The Cloud Agnostic Data Science Lab (DSL) service offered can be considered a set of building blocks, which constitute functional logical groups of applications and virtual machines. It is based on open-source components. The Cloud-Agnostic portal is a web application that can be accessed via EU Login, provided by the EC Data Platform, which allows users to easily deploy and manage containerized data science workloads. These containerized workloads, which are referred to as deployments, are individual instances of their respective services. These services can be applications such as Jupyter Lab or RStudio, or database tools such as MongoDB or PostgreSQL.

Inside the cloud agnostic portal, users have access to a service catalog where they can access and deploy all the available services. When launching these deployments, users can specify certain configuration options such as CPU and RAM allocation, or the credentials they want to use to access the deployments. After launching a deployment, users will be able to access it through a web browser where they can use an automatically generated link to access the deployed web-based application. Once the user no longer needs the deployment, they can terminate it without fear of losing data since these deployments are attached to persistent storage.

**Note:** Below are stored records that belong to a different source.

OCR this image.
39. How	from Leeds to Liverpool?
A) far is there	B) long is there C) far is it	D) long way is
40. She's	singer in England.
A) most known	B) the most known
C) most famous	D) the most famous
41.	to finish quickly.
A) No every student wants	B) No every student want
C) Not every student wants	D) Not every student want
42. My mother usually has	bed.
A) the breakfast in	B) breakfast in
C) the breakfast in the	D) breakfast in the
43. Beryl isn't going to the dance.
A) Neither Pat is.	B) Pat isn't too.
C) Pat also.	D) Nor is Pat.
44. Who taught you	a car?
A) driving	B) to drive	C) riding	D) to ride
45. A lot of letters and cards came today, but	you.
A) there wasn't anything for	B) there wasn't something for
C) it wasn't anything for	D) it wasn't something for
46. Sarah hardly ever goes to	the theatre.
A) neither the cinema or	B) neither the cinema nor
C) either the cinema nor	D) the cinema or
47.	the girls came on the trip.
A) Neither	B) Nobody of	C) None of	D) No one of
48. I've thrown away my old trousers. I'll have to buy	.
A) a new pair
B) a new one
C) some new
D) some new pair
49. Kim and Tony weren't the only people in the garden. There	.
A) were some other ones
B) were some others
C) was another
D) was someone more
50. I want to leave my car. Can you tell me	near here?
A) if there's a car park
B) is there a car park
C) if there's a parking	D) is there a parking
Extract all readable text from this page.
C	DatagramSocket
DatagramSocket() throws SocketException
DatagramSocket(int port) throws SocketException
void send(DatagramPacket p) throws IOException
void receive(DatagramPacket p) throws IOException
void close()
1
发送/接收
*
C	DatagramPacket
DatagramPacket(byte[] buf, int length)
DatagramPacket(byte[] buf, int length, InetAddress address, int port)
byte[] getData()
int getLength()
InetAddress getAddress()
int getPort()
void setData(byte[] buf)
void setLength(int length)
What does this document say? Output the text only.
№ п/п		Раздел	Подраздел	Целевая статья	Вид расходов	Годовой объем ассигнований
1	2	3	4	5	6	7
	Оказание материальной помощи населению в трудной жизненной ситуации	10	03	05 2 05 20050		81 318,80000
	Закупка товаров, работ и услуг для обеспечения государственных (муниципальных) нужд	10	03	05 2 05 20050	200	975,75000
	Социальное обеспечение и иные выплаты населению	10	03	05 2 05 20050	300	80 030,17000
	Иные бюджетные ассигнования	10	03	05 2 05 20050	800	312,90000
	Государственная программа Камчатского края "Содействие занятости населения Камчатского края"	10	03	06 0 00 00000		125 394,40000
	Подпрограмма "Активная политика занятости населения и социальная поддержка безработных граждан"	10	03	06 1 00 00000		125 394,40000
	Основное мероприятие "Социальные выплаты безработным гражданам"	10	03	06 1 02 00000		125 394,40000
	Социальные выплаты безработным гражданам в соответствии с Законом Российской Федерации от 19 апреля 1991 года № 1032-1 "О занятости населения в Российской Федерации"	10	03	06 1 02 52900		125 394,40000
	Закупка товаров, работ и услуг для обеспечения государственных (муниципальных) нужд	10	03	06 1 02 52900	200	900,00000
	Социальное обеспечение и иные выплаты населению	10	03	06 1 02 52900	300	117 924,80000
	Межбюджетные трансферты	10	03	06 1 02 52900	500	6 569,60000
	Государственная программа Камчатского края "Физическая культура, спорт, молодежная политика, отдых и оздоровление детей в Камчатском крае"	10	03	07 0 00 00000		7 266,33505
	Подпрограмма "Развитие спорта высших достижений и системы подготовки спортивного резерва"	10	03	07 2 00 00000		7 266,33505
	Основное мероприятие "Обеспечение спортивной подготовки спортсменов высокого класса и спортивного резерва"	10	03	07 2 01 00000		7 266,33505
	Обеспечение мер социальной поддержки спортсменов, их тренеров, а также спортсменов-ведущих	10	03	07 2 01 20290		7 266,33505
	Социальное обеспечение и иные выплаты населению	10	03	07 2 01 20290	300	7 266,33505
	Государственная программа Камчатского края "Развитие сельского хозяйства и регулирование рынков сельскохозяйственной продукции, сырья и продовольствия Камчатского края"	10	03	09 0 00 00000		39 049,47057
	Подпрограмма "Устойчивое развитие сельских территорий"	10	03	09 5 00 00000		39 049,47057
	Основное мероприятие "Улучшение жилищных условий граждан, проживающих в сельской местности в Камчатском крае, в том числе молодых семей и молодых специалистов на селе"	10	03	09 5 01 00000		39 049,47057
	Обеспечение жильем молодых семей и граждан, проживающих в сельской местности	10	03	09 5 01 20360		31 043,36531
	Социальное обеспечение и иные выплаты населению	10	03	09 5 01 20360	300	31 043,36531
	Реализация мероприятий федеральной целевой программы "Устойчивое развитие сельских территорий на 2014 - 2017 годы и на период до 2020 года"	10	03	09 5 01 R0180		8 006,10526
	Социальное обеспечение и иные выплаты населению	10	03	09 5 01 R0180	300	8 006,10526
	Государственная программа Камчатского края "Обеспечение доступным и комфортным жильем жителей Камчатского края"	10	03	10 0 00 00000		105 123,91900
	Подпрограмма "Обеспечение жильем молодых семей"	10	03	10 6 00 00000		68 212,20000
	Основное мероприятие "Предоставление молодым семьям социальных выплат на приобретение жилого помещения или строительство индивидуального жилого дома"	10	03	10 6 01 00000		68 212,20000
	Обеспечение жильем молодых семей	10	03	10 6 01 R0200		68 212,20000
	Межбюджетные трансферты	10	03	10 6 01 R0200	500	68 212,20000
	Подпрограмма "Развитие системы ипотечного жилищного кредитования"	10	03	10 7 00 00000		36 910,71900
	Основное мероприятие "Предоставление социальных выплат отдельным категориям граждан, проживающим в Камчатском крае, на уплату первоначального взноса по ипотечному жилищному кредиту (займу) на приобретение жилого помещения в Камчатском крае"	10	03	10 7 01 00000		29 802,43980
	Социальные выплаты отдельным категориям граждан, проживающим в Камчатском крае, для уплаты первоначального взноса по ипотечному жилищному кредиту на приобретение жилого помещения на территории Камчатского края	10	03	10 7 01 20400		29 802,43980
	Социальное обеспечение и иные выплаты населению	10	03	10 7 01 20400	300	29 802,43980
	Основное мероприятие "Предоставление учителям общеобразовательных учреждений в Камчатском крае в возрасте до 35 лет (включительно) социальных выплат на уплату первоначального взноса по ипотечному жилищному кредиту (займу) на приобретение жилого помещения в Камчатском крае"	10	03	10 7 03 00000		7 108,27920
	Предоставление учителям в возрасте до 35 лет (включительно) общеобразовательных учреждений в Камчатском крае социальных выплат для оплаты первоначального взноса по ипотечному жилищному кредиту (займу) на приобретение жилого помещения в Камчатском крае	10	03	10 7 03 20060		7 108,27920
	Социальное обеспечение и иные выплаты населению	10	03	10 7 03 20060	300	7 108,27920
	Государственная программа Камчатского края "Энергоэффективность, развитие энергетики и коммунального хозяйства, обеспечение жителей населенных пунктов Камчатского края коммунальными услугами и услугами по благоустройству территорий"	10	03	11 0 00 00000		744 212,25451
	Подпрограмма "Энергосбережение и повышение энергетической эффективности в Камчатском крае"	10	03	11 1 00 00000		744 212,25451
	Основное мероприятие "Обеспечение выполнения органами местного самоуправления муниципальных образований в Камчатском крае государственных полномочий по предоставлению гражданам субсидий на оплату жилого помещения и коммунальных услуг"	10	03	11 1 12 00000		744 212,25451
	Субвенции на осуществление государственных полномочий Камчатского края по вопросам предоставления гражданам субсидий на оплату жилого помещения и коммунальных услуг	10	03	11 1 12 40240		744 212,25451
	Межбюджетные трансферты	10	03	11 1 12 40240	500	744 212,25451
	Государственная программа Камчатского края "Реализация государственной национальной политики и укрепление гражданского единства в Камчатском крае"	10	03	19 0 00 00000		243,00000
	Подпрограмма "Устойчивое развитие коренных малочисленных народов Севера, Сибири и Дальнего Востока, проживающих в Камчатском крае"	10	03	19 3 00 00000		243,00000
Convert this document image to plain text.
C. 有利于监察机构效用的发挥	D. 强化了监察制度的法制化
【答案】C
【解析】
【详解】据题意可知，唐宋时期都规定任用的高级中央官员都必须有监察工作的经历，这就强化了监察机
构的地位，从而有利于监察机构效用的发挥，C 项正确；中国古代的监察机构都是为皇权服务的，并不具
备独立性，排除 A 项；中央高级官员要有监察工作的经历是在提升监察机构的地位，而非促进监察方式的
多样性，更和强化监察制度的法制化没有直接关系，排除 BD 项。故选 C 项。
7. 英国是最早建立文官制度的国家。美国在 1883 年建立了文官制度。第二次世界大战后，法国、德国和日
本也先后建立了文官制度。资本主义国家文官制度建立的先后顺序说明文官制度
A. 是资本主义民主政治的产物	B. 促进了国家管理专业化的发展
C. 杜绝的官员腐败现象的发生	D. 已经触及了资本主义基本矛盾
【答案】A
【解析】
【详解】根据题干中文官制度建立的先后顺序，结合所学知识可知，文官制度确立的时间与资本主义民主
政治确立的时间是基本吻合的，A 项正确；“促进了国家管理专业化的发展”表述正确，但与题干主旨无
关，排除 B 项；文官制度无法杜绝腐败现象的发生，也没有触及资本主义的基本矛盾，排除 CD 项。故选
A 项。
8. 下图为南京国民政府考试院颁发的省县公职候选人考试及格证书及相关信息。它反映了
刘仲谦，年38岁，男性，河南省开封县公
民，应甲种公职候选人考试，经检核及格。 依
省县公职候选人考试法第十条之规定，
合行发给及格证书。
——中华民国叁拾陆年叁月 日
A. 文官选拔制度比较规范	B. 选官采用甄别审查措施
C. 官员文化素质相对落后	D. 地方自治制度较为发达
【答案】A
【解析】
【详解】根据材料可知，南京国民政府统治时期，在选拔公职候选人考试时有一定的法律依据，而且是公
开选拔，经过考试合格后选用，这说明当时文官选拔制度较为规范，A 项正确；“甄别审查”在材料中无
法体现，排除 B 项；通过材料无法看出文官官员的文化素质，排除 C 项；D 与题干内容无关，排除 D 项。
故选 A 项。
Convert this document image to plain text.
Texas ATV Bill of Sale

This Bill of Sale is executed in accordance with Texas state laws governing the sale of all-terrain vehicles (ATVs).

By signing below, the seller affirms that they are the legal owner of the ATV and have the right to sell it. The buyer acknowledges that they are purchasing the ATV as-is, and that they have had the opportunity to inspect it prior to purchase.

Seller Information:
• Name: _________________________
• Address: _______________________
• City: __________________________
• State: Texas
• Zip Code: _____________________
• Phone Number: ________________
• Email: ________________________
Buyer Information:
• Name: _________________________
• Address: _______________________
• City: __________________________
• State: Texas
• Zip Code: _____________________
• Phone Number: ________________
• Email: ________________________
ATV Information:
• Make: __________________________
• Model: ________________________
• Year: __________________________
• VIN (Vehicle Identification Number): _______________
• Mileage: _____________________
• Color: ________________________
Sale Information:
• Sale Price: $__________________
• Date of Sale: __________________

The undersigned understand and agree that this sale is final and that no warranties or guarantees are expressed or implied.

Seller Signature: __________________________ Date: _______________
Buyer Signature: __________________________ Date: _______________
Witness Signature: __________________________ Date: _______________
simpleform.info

The underlying architecture has been designed and implemented based on the following core concepts:

  • Scalability: It should be possible to increase the workloads the platform can handle in a longer-term, pre-planned manner, if so desired.
  • Elasticity: The platform should have the ability to handle dynamic growth or decrease in workloads due to changing demand in an automated manner.
  • Security: User management should be enabled, allowing for authentication and authorization controls for users. The platform should ensure data confidentiality and integrity.
  • Availability: The platform should have a 90% availability during the year.
  • Reliability: The platform should have the ability to withstand faults and failures within regions or zones. The platform should also have the ability for disaster recovery.